Пред ее ликом застыла Фиалка, ничуть не уступая патронессе ни статью, ни гневом. Только в ее случае он не расцветал невнятным румянцем, а сгущался вызывающей красотой. И бил наотмашь.
Наставница призывала аудиторию:
– Подойдите ближе.
Подолы зашуршали по земле, стекаясь в середину. Как повторение ночного ритуала. Правда не было в этот раз в нем той плавности и напевности. Лишь скрип песка, взметенного черными платьями, как сор, вытолканный на всеобщее обозрение.
– За невинными вольностями, мы забываем зачем мы.
Голос разносился под сводами – красивый, сильный. Каждая могла его взять и унести навсегда с собой как что-то рукотворное. А если бы и не захотела, так он прилип бы и не спросясь, как оседает на одежде запах.
– Или я привередничаю без всякого на то права? Скажи нам, дитя.

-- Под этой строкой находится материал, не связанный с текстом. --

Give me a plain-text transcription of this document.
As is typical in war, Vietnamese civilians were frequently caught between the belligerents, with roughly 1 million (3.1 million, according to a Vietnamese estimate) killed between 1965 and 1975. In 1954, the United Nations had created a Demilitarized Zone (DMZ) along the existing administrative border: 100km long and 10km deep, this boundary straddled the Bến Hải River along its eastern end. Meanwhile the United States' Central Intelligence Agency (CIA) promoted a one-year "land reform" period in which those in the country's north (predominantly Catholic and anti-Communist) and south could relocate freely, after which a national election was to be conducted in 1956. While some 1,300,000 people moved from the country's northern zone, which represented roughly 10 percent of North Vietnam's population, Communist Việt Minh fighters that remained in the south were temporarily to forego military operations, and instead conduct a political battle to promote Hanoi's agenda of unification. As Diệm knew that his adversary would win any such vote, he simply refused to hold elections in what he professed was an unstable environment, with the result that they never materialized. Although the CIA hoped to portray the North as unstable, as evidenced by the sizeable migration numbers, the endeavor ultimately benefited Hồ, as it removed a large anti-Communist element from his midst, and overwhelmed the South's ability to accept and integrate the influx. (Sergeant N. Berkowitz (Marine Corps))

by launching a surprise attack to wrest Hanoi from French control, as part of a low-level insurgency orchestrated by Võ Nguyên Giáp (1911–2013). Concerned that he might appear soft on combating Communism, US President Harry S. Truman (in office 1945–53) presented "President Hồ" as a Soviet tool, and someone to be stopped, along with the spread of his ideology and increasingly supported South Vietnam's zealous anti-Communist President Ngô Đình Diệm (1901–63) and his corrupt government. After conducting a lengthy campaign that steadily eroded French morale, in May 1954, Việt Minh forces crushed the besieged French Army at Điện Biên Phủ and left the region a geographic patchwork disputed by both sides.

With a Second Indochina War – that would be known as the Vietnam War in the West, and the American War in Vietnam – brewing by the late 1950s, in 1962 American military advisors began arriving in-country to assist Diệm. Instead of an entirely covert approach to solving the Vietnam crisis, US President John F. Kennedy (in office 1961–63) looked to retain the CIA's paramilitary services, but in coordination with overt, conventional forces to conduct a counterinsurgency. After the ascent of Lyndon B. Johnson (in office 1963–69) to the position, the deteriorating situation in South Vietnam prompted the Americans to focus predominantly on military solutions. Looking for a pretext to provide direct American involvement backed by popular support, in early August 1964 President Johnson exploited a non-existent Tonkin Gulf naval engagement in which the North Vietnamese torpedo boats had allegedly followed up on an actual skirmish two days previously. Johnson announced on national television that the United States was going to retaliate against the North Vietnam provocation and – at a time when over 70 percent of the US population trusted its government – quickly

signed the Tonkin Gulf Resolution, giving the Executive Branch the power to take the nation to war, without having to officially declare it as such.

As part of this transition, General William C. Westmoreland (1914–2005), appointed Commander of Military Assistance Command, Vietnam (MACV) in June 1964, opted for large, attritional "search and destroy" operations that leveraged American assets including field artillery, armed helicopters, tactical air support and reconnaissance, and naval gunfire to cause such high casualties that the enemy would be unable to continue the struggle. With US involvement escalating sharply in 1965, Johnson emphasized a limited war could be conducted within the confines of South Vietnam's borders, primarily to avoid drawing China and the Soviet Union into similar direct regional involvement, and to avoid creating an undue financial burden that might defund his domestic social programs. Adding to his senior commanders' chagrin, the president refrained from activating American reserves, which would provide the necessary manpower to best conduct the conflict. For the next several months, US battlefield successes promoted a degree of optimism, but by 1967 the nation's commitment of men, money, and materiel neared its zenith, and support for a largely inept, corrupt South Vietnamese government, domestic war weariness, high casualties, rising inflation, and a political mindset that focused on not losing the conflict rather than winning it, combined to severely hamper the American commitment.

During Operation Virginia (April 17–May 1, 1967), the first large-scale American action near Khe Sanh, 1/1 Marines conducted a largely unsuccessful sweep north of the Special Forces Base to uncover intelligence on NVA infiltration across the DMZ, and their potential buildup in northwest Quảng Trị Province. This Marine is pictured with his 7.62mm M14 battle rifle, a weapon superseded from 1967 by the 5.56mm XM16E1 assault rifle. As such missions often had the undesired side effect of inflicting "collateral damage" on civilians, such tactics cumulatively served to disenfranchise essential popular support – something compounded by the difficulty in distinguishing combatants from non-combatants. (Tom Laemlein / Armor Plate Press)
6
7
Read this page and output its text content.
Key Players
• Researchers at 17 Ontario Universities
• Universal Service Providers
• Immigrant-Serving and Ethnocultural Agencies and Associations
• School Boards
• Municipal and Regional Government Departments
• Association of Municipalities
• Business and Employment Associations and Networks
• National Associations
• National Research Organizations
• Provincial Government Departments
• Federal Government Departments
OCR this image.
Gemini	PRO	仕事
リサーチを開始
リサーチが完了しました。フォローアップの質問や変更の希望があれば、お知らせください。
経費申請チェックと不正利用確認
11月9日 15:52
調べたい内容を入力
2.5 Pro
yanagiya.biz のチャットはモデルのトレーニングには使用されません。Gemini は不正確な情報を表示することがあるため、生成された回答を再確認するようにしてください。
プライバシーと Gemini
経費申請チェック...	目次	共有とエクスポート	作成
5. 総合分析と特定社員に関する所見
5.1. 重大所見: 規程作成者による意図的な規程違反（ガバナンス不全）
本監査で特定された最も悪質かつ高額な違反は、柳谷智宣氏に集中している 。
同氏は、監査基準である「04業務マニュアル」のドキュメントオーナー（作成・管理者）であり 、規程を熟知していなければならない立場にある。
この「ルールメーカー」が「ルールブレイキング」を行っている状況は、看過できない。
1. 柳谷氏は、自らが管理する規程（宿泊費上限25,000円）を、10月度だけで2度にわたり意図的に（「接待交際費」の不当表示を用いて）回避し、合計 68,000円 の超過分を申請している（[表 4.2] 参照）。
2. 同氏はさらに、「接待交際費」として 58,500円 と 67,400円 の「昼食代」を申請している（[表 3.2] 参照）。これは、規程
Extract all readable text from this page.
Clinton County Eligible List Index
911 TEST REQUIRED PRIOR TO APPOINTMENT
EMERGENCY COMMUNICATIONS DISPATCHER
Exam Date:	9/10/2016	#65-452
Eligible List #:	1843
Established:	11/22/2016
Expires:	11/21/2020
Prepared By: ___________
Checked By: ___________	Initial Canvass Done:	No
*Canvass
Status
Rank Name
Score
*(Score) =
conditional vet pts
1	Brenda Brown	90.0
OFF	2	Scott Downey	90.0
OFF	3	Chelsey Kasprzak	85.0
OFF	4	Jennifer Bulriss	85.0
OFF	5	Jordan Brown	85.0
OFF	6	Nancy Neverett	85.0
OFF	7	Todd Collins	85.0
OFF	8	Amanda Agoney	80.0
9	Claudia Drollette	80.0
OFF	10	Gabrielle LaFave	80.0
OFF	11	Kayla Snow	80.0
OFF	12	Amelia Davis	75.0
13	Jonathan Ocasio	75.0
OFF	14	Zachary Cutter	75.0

Подошедшие невесты все сплошь оказывались в полукруге за спиной наставницы. То ли не оказалось ни одной подошедшей со стороны Фиалки, то ли их нарочно притягивало поближе к наставнице. Даже Незабудка, хоть и стояла чуть в стороне, но оказалась ближе к ней.
Фиалка, поднявшая, было, ставшие тьмой глаза, облизала губы. В стороне от ее недоброго взгляда Замухрышка позабыла об их дрязгах и отдалась жалости. Фиалка снова обвела губы кончиком языка, а Замухрышке представилась горделивое лесное создание, припадающее на колено после встречи с пулей охотника.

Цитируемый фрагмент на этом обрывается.